Que el presidente del Gobierno de un país como España llegue a afirmar en su Palacio Presidencial que «se ha superado la peor crisis sin que nadie se quedara al borde del camino» constituye un auténtico testamento político para un partido y un presidente que no han dejado de tratar con desprecio, arrogancia y desdén a los sectores más empobrecidos y humildes de la sociedad. No hay duda de que esos caminos por los que pasea Rajoy, llenos de guardaespaldas y asesores que no paran de halagarle, recorridos desde su coche oficial blindado y en los que hasta se recomienda no tender ropa a su paso, como se hizo durante su reciente visita a Finestrat, nada tienen que ver con los caminos que transitamos el resto de los ciudadanos. Esas calles donde se palpa la fractura social que ha generado esta crisis y las políticas de recorte aplicadas, donde vemos a tantas personas con el sufrimiento escrito en sus rostros. Las mismas calles donde tantas y tantas personas hacen colas ante Cáritas, los roperos, los comedores sociales o los bancos de alimentos. Calles en las que los parados esperan de forma admirablemente silenciosa su turno delante de las oficinas de empleo. Esas calles en las que hay centros sociales con listas de espera de meses para poder atender a tantas familias desesperadas que no llegan a fin de mes o tienen miedo a perder su casa. Las calles donde se suceden quienes rebuscan en los contenedores de basura o mendigan como buenamente pueden. Y otras muchas calles en las que tantas personas caminan llevando calladamente su sufrimiento y desesperación.

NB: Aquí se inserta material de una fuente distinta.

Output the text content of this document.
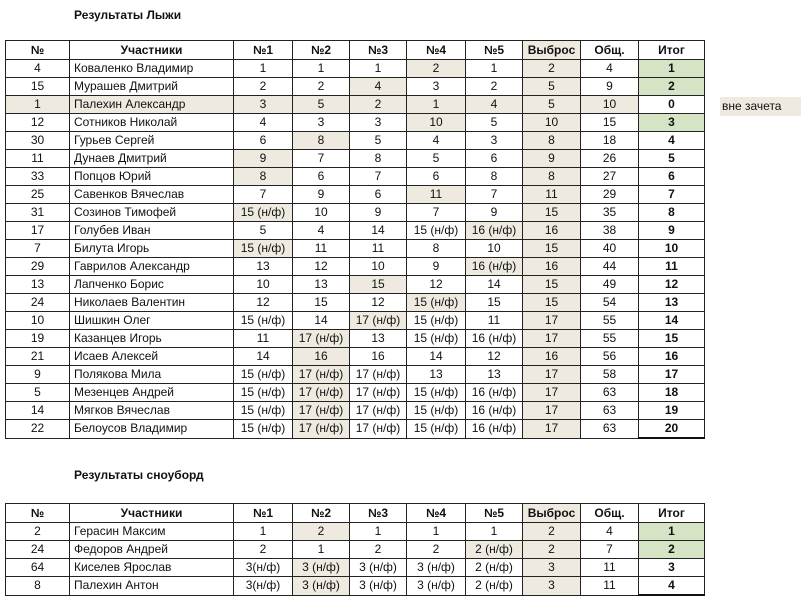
Результаты Лыжи
№	Участники	№1	№2	№3	№4	№5	Выброс	Общ.	Итог
4	Коваленко Владимир	1	1	1	2	1	2	4	1
15	Мурашев Дмитрий	2	2	4	3	2	5	9	2
1	Палехин Александр	3	5	2	1	4	5	10	0
12	Сотников Николай	4	3	3	10	5	10	15	3
30	Гурьев Сергей	6	8	5	4	3	8	18	4
11	Дунаев Дмитрий	9	7	8	5	6	9	26	5
33	Попцов Юрий	8	6	7	6	8	8	27	6
25	Савенков Вячеслав	7	9	6	11	7	11	29	7
31	Созинов Тимофей	15 (н/ф)	10	9	7	9	15	35	8
17	Голубев Иван	5	4	14	15 (н/ф)	16 (н/ф)	16	38	9
7	Билута Игорь	15 (н/ф)	11	11	8	10	15	40	10
29	Гаврилов Александр	13	12	10	9	16 (н/ф)	16	44	11
13	Лапченко Борис	10	13	15	12	14	15	49	12
24	Николаев Валентин	12	15	12	15 (н/ф)	15	15	54	13
10	Шишкин Олег	15 (н/ф)	14	17 (н/ф)	15 (н/ф)	11	17	55	14
19	Казанцев Игорь	11	17 (н/ф)	13	15 (н/ф)	16 (н/ф)	17	55	15
21	Исаев Алексей	14	16	16	14	12	16	56	16
9	Полякова Мила	15 (н/ф)	17 (н/ф)	17 (н/ф)	13	13	17	58	17
5	Мезенцев Андрей	15 (н/ф)	17 (н/ф)	17 (н/ф)	15 (н/ф)	16 (н/ф)	17	63	18
14	Мягков Вячеслав	15 (н/ф)	17 (н/ф)	17 (н/ф)	15 (н/ф)	16 (н/ф)	17	63	19
22	Белоусов Владимир	15 (н/ф)	17 (н/ф)	17 (н/ф)	15 (н/ф)	16 (н/ф)	17	63	20
вне зачета
Результаты сноуборд
№	Участники	№1	№2	№3	№4	№5	Выброс	Общ.	Итог
2	Герасин Максим	1	2	1	1	1	2	4	1
24	Федоров Андрей	2	1	2	2	2 (н/ф)	2	7	2
64	Киселев Ярослав	3(н/ф)	3 (н/ф)	3 (н/ф)	3 (н/ф)	2 (н/ф)	3	11	3
8	Палехин Антон	3(н/ф)	3 (н/ф)	3 (н/ф)	3 (н/ф)	2 (н/ф)	3	11	4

En esos caminos felices para Rajoy y su Gobierno no existen palabras como desigualdad, pobreza, justicia social, equidad, redistribución, escasez, mendicidad, indigencia y exclusión. Y es que igual que los niños, piensan que simplemente con ignorarlas dejan de existir como por arte de magia. Sin embargo, nunca han entendido que la salud de todo nuestro sistema democrático y de la propia sociedad depende de su capacidad de inclusión de esos sectores tan amplios que la crisis ha dejado en la cuneta y también sin algo tan fundamental en política como son las expectativas de futuro.

En el último libro del prestigioso sociólogo Zygmunt Bauman que lleva el título de «Ceguera moral: la pérdida de sensibilidad en la modernidad líquida», el autor denuncia la insensibilidad que lleva a que algunos actos humanos se sitúen fuera de las exigencias éticas básicas, como sucede con algunos responsables políticos. Bauman critica a quienes hacen lo que quieren y lo que les conviene en función de sus intereses egoístas sin que existan mecanismos para sancionar estos comportamientos dañinos. Y lo peor es que esta ceguera moral que no pocos gobernantes evidencian se contagia al resto de la sociedad, que pierde su imprescindible sensibilidad colectiva ante comportamientos indecentes a los que no da importancia.

La fractura social creada por la crisis y las políticas de recorte no solo han generado una situación de emergencia social, sino también un estado de emergencia democrática en el que tenemos la necesidad de recuperar la dignidad perdida y pisoteada al borde de tantos caminos.